Find minimum number of Increasing subsequences.

Notice that given a division of the array into strictly increasing subsequences, it is always possible to make the endpoints of these subsequences decreasing (not strictly).

Why? well, if we have a subsequence $s_i$ whose endpoint is smaller than the endpoint of any of the following subsequences $s_j$ (with $i < j)$, we can assign the endpoint of $s_j$ to $s_i$. By applying this reasoning as many times as desired we can conclude that indeed, given a partition of the initial array into strictly increasing subsequences, it is possible to obtain a new partition with at most the same amount of subsequences, and such that the endpoints are decreasing.

Is it clear that if $d$ is the length of the longest decreasing subsequence, we will not be able to obtain a partition of the array in less than $d$ strictly increasing subsequences.

Furthermore, using what we just proved, we can see that we can always make a partition with at most $d$ increasing subsequences. Given an initial partition, and applying the aforementioned process, we can always obtain a partition of the array such that the endpoints are decreasing. However, as the longest decreasing subsequence has length $d$, it is not possible that this partition has more than $d$ subsequences, since the endpoints would form a decreasing subsequence of length more than $d$.

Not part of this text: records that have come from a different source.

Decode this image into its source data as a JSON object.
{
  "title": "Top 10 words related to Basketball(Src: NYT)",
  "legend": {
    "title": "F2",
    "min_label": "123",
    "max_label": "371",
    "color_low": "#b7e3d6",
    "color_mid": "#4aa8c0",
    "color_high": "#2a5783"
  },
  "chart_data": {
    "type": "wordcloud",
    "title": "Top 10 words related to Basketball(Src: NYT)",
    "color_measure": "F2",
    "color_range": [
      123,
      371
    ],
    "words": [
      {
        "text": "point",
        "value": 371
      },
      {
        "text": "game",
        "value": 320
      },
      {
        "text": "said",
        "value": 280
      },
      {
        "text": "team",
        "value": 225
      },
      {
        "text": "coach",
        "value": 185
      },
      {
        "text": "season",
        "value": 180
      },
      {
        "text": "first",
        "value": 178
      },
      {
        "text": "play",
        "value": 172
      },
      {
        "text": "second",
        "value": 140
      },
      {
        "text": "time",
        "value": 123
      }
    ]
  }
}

Hence the solution is exactly the length of longest decreasing subsequence.

Proof pasted from USACO guide:

Motivation: Consider the obvious greedy strategy to construct the collection of increasing subsequences (essentially patience sorting). For each element x of A from left to right, add it to the increasing subsequence with last element less than x such that the value of this last element is maximized. If no such increasing subsequence currently exists, then start a new increasing subsequence with x. This algorithm performs exactly the same steps as the algorithm to compute the length of the longest non-increasing subsequence, so it follows that they return the same result.

Proof: Let f[i] denote the length of longest non-increasing subsequence ending at A[i]. Then the A[i]'s satisfying f[i] for a fixed t are an increasing subsequence for each t. So we have covered A with (size of longest non-increasing subsequence) increasing subsequences, done.

Do you see why this is equivalent to the sketch?

Alternative Proof: This is just a special case of Dilworth's Theorem. See the inductive proof.